Obviously it was out of the question to attack St. Louis where they came from. If they were to be obtained, they must be searched for in some other direction.

Sore with defeat, he brooded on the strange guns. And very often he talked of them to the boy he called his son.

Raoul Le Breton was about thirteen when the Sultan met with his first rebuff at the hands of France. And he had the welfare and prestige of the desert kingdom at heart, and was as anxious as the Sultan to possess this new weapon.

Far away in the south was the outpost of another European power; just a handful of white men struggling to keep a hold on a country an indifferent and short-sighted government was inclined to let slip.
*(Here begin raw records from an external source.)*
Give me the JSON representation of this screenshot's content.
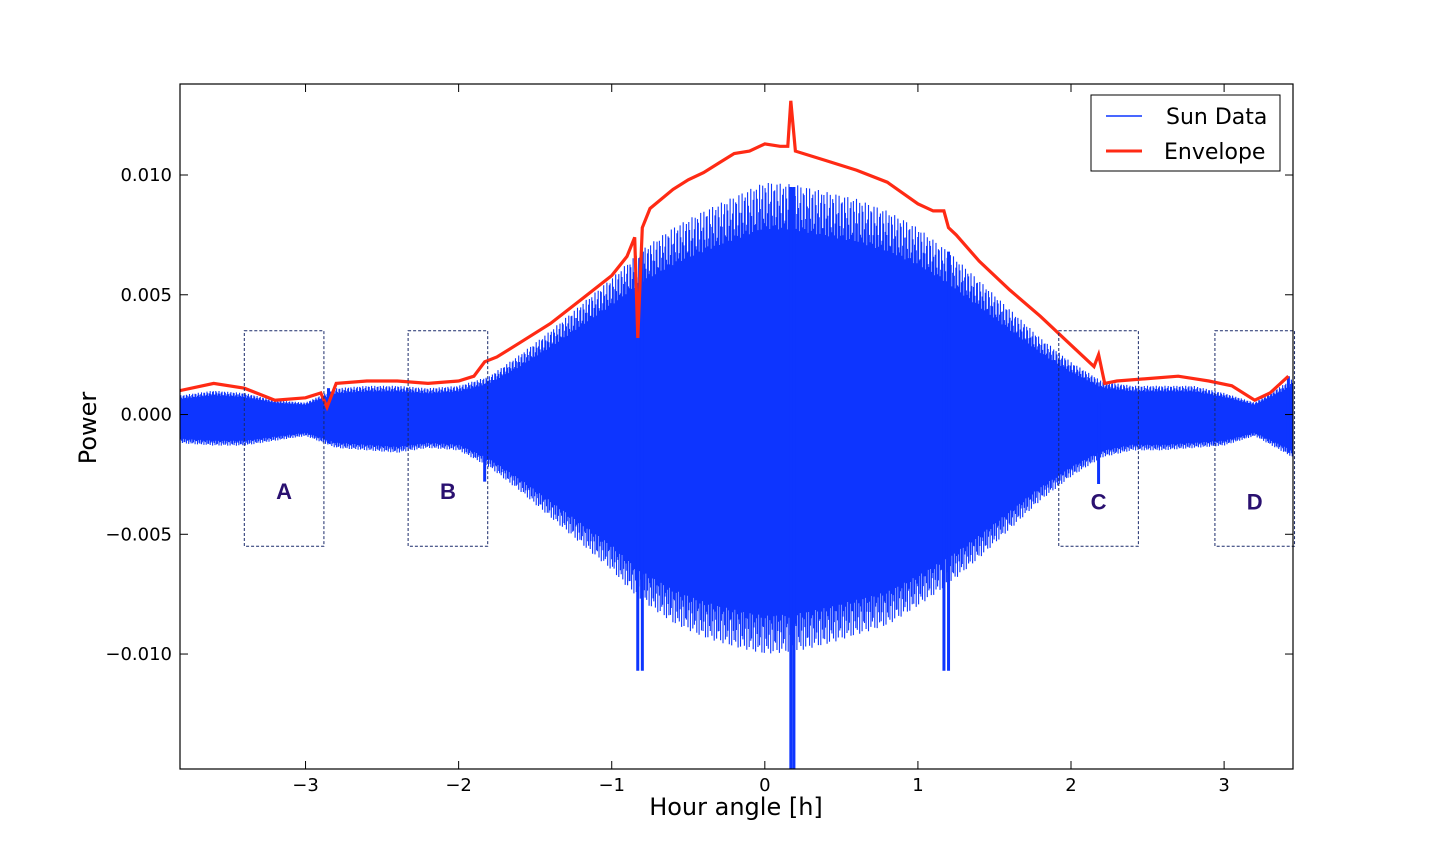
{
  "chart_data": {
    "type": "line",
    "xlabel": "Hour angle [h]",
    "ylabel": "Power",
    "xlim": [
      -3.82,
      3.45
    ],
    "ylim": [
      -0.0148,
      0.0138
    ],
    "grid": false,
    "legend_placement": "top-right",
    "x_ticks": [
      -3,
      -2,
      -1,
      0,
      1,
      2,
      3
    ],
    "x_tick_labels": [
      "−3",
      "−2",
      "−1",
      "0",
      "1",
      "2",
      "3"
    ],
    "y_ticks": [
      -0.01,
      -0.005,
      0.0,
      0.005,
      0.01
    ],
    "y_tick_labels": [
      "−0.010",
      "−0.005",
      "0.000",
      "0.005",
      "0.010"
    ],
    "series": [
      {
        "name": "Sun Data",
        "color": "#0d35ff",
        "style": "rapidly oscillating signal",
        "upper_envelope": {
          "x": [
            -3.82,
            -3.6,
            -3.4,
            -3.2,
            -3.0,
            -2.8,
            -2.6,
            -2.4,
            -2.2,
            -2.0,
            -1.8,
            -1.6,
            -1.4,
            -1.2,
            -1.0,
            -0.9,
            -0.8,
            -0.6,
            -0.4,
            -0.2,
            0.0,
            0.2,
            0.4,
            0.6,
            0.8,
            1.0,
            1.2,
            1.4,
            1.6,
            1.8,
            2.0,
            2.2,
            2.4,
            2.6,
            2.8,
            3.0,
            3.2,
            3.45
          ],
          "y": [
            0.0008,
            0.001,
            0.0009,
            0.0006,
            0.0005,
            0.0011,
            0.0012,
            0.0012,
            0.0011,
            0.0012,
            0.0016,
            0.0025,
            0.0035,
            0.0046,
            0.0057,
            0.0063,
            0.0069,
            0.0078,
            0.0085,
            0.0091,
            0.0097,
            0.0096,
            0.0093,
            0.009,
            0.0085,
            0.0078,
            0.0068,
            0.0056,
            0.0044,
            0.0032,
            0.0022,
            0.0014,
            0.0012,
            0.0012,
            0.0012,
            0.0009,
            0.0005,
            0.0015
          ]
        },
        "lower_envelope": {
          "x": [
            -3.82,
            -3.6,
            -3.4,
            -3.2,
            -3.0,
            -2.8,
            -2.6,
            -2.4,
            -2.2,
            -2.0,
            -1.8,
            -1.6,
            -1.4,
            -1.2,
            -1.0,
            -0.9,
            -0.8,
            -0.6,
            -0.4,
            -0.2,
            0.0,
            0.2,
            0.4,
            0.6,
            0.8,
            1.0,
            1.2,
            1.4,
            1.6,
            1.8,
            2.0,
            2.2,
            2.4,
            2.6,
            2.8,
            3.0,
            3.2,
            3.45
          ],
          "y": [
            -0.0012,
            -0.0013,
            -0.0013,
            -0.0011,
            -0.0009,
            -0.0014,
            -0.0015,
            -0.0016,
            -0.0014,
            -0.0015,
            -0.0022,
            -0.0032,
            -0.0043,
            -0.0054,
            -0.0065,
            -0.0072,
            -0.0078,
            -0.0087,
            -0.0093,
            -0.0097,
            -0.01,
            -0.0099,
            -0.0096,
            -0.0092,
            -0.0088,
            -0.008,
            -0.0071,
            -0.006,
            -0.0048,
            -0.0036,
            -0.0026,
            -0.0018,
            -0.0015,
            -0.0015,
            -0.0014,
            -0.0013,
            -0.0009,
            -0.0018
          ]
        },
        "spikes": [
          {
            "x": -2.85,
            "y_min": -0.0012,
            "y_max": 0.0011
          },
          {
            "x": -1.83,
            "y_min": -0.0028,
            "y_max": 0.0006
          },
          {
            "x": -0.83,
            "y_min": -0.0107,
            "y_max": 0.0032
          },
          {
            "x": -0.8,
            "y_min": -0.0107,
            "y_max": 0.0068
          },
          {
            "x": 0.17,
            "y_min": -0.0148,
            "y_max": 0.0095
          },
          {
            "x": 0.19,
            "y_min": -0.0148,
            "y_max": 0.0095
          },
          {
            "x": 1.17,
            "y_min": -0.0107,
            "y_max": 0.0035
          },
          {
            "x": 1.2,
            "y_min": -0.0107,
            "y_max": 0.0068
          },
          {
            "x": 2.18,
            "y_min": -0.0029,
            "y_max": 0.0005
          },
          {
            "x": 3.42,
            "y_min": -0.0016,
            "y_max": 0.0016
          }
        ]
      },
      {
        "name": "Envelope",
        "color": "#ff2a14",
        "style": "stepped line",
        "x": [
          -3.82,
          -3.6,
          -3.4,
          -3.2,
          -3.0,
          -2.9,
          -2.86,
          -2.8,
          -2.6,
          -2.4,
          -2.2,
          -2.0,
          -1.9,
          -1.83,
          -1.75,
          -1.6,
          -1.4,
          -1.2,
          -1.0,
          -0.9,
          -0.85,
          -0.83,
          -0.8,
          -0.75,
          -0.6,
          -0.5,
          -0.4,
          -0.3,
          -0.2,
          -0.1,
          0.0,
          0.1,
          0.15,
          0.17,
          0.2,
          0.3,
          0.4,
          0.6,
          0.8,
          1.0,
          1.1,
          1.17,
          1.2,
          1.25,
          1.4,
          1.6,
          1.8,
          2.0,
          2.15,
          2.18,
          2.22,
          2.3,
          2.5,
          2.7,
          2.9,
          3.05,
          3.2,
          3.3,
          3.42
        ],
        "y": [
          0.001,
          0.0013,
          0.0011,
          0.0006,
          0.0007,
          0.0009,
          0.0003,
          0.0013,
          0.0014,
          0.0014,
          0.0013,
          0.0014,
          0.0016,
          0.0022,
          0.0024,
          0.003,
          0.0038,
          0.0048,
          0.0058,
          0.0066,
          0.0074,
          0.0032,
          0.0078,
          0.0086,
          0.0094,
          0.0098,
          0.0101,
          0.0105,
          0.0109,
          0.011,
          0.0113,
          0.0112,
          0.0112,
          0.0131,
          0.011,
          0.0108,
          0.0106,
          0.0102,
          0.0097,
          0.0088,
          0.0085,
          0.0085,
          0.0078,
          0.0075,
          0.0064,
          0.0052,
          0.0041,
          0.0029,
          0.002,
          0.0025,
          0.0013,
          0.0014,
          0.0015,
          0.0016,
          0.0014,
          0.0012,
          0.0006,
          0.0009,
          0.0016
        ]
      }
    ],
    "regions": [
      {
        "label": "A",
        "x0": -3.4,
        "x1": -2.88,
        "y0": -0.0055,
        "y1": 0.0035
      },
      {
        "label": "B",
        "x0": -2.33,
        "x1": -1.81,
        "y0": -0.0055,
        "y1": 0.0035
      },
      {
        "label": "C",
        "x0": 1.92,
        "x1": 2.44,
        "y0": -0.0055,
        "y1": 0.0035
      },
      {
        "label": "D",
        "x0": 2.94,
        "x1": 3.46,
        "y0": -0.0055,
        "y1": 0.0035
      }
    ],
    "region_label_color": "#2a1070"
  }
}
Round and about the River Gambia the British had a footing. Among the men most determined to keep a hold on this strip of territory was Captain George Barclay.

He was a man of about twenty-eight, of medium height and wiry make, with a thin face and steady grey eyes where tragedy lurked. His confrères said that Barclay had no interests outside of his work. But they were wrong.

He had one thing that was more to him than his own life; a tiny, velvety-eyed, golden-haired daughter.

He had come out to North-West Africa in quest of forgetfulness.

At twenty-three, although he was only a penniless lieutenant, the beauty of the London season, the prospective heiress of millions, had thought well to marry him. It was a runaway match. For his sake Pansy Carrington had risked losing both wealth and position. She was only nineteen, and her guardian and godfather, whose acknowledged heiress she was, had disapproved of George Barclay; gossip said because he was madly in love with her himself, although he was nearly thirty years her senior.

However, whether this was so or not, Henry Langham had forgiven the girl. He had taken her back into his good graces, and, in due course, had become godfather to the second Pansy. "Grand-godfather," the child called him as soon as she could talk.